El segundo era la escritura de la hacienda, registrada en el catastro del estado con el nombre de Carmen Mendoza. Solo su nombre.

El tercero era una carta de su abogado, Don Heriberto Salinas, con membrete oficial, fechada apenas tres días antes, confirmando que la propiedad jamás había formado parte de los bienes matrimoniales y que por tanto no había sido ni podía ser objeto del divorcio.

El cuarto era la orden de desalojo.

Firmada. Sellada. Lista para ejecutarse.

Valeria los miraba sin tocarlos, como si los papeles pudieran morderla.

«Esto…» empezó a decir.

«Esto,» la interrumpió Carmen por primera vez con esa voz tranquila que helaba más que los gritos, «es la hacienda de mi padre, que me dejó a mí, que yo construí, que yo administré y que jamás perteneció a Roberto ni a nadie más que a mí.»

Valeria tragó saliva.

«Roberto dijo que—»

«Roberto dijo lo que le convenía decir,» la cortó Carmen. «Roberto siempre fue muy bueno para hablar de cosas que no eran suyas.»

Afuera de la oficina, sin que ninguna de las dos lo notara, se había formado un pequeño corrillo de empleados. Don Fulgencio, el capataz de la hacienda que llevaba treinta años en esas tierras. La secretaria Rosario, que había trabajado con Carmen desde los tiempos en que la oficina tenía techo de lámina. Dos peones jóvenes que habían llegado esa mañana a reportar la cosecha y que ahora se asomaban por la ventana con los sombreros en la mano.

Nadie hablaba.

Nadie necesitaba hablar.

Todos sabían de quién era esa tierra. Todos sabían quién la había sacado adelante en los años de sequía, quién había vendido joyas para pagar la nómina cuando los precios del maíz cayeron, quién había dormido en esa misma oficina durante la helada del año 2019 para asegurarse de que los sistemas de riego no fallaran.

No era Roberto.

Jamás había sido Roberto.

Y ahora esa muchacha con el bolígrafo rojo estaba ahí sentada, mirando esos papeles como si el suelo se estuviera abriendo bajo sus pies.

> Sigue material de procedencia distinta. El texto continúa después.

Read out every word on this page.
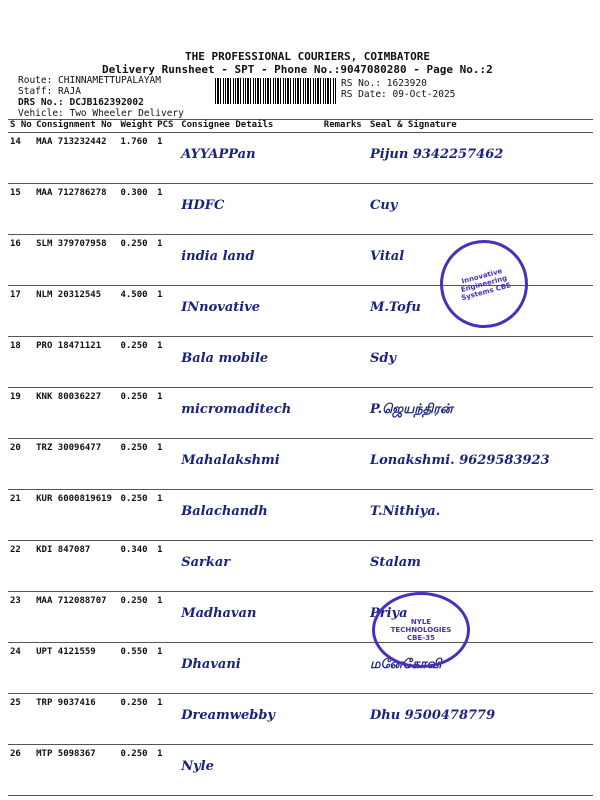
THE PROFESSIONAL COURIERS, COIMBATORE
Delivery Runsheet - SPT - Phone No.:9047080280 - Page No.:2
Route: CHINNAMETTUPALAYAM
Staff: RAJA
DRS No.: DCJB162392002
Vehicle: Two Wheeler Delivery
RS No.: 1623920
RS Date: 09-Oct-2025
S No	Consignment No	Weight	PCS	Consignee Details	Remarks	Seal & Signature
14	MAA 713232442	1.760	1	AYYAPPan		Pijun 9342257462
15	MAA 712786278	0.300	1	HDFC		Cuy
16	SLM 379707958	0.250	1	india land		Vital
17	NLM 20312545	4.500	1	INnovative		M.Tofu
18	PRO 18471121	0.250	1	Bala mobile		Sdy
19	KNK 80036227	0.250	1	micromaditech		P.ஜெயந்திரன்
20	TRZ 30096477	0.250	1	Mahalakshmi		Lonakshmi. 9629583923
21	KUR 6000819619	0.250	1	Balachandh		T.Nithiya.
22	KDI 847087	0.340	1	Sarkar		Stalam
23	MAA 712088707	0.250	1	Madhavan		Priya
24	UPT 4121559	0.550	1	Dhavani		மனேகோவி
25	TRP 9037416	0.250	1	Dreamwebby		Dhu 9500478779
26	MTP 5098367	0.250	1	Nyle		
Innovative Engineering Systems CBE
NYLE TECHNOLOGIES CBE-35
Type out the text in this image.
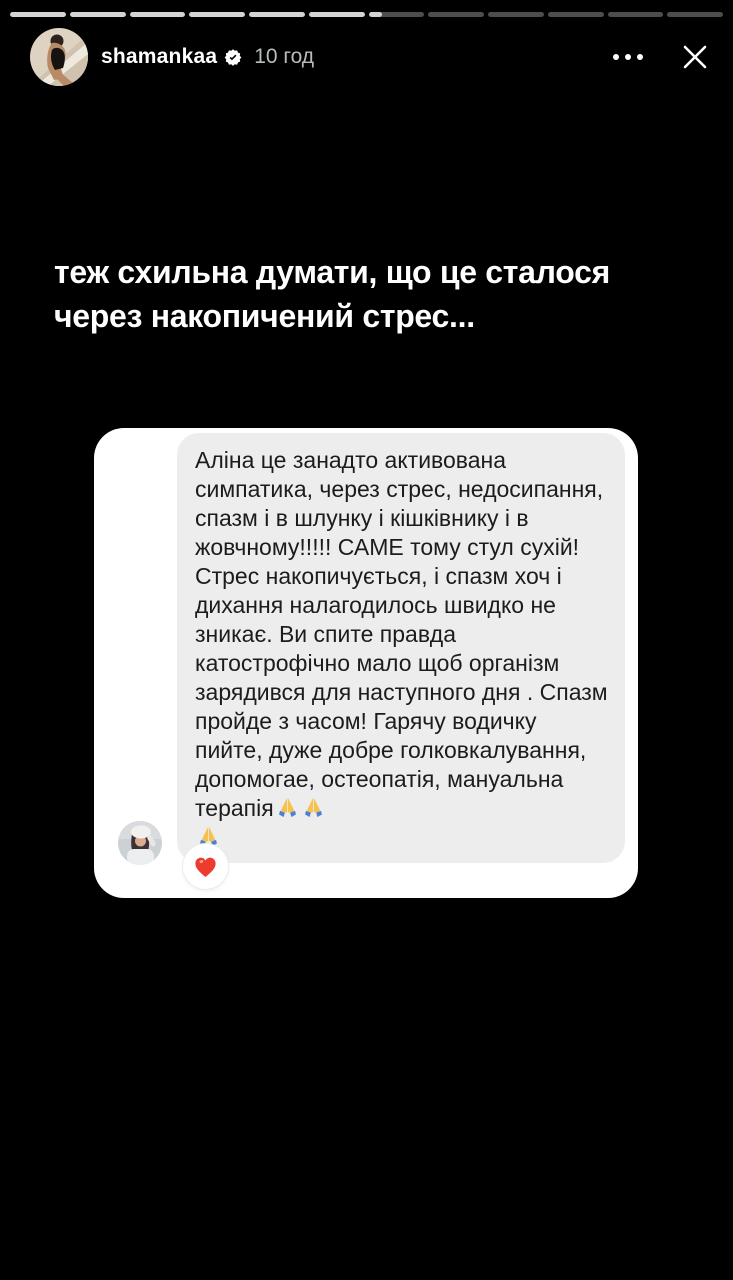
shamankaa 10 год
теж схильна думати, що це сталося
через накопичений стрес...
Аліна це занадто активована симпатика, через стрес, недосипання, спазм і в шлунку і кішківнику і в жовчному!!!!! САМЕ тому стул сухій! Стрес накопичується, і спазм хоч і дихання налагодилось швидко не зникає. Ви спите правда катострофічно мало щоб організм зарядився для наступного дня . Спазм пройде з часом! Гарячу водичку пийте, дуже добре голковкалування, допомогае, остеопатія, мануальна терапія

Porque así era exactamente.

«Tienes hasta esta tarde para recoger lo que sea tuyo,» dijo Carmen, recogiendo los documentos con cuidado y volviéndolos a guardar en el sobre. «Y cuando digo lo que sea tuyo, me refiero a lo que trajiste cuando llegaste. Que si mal no recuerdo fue una cartera y unos zapatos de tacón que no sirven para nada en una hacienda.»

Valeria no respondió.

Por primera vez desde que Carmen había entrado a esa oficina, no tenía nada que decir.

«En cuanto a Roberto,» continuó Carmen, y su voz bajó apenas un tono, como si estuviera mencionando algo sin importancia, «ya sabe dónde está la salida. Se la mostré hace ocho meses cuando decidió que prefería esto a lo que teníamos.»

Se dirigió hacia la puerta.

Puso la mano en el marco.

Y antes de salir, se giró una última vez.

«Ah, y el escritorio,» dijo Carmen, mirando el mueble de caoba con algo parecido al cariño, «también es mío. Igual que la silla donde estás sentada. Igual que cada tornillo y cada clavo de este lugar.»

Luego se fue.

Y Valeria se quedó sola en la oficina, en la silla que no era suya, rodeada de números que no entendía, con la mejilla ardiendo y el eco de esa bofetada que no iba a olvidar en mucho tiempo.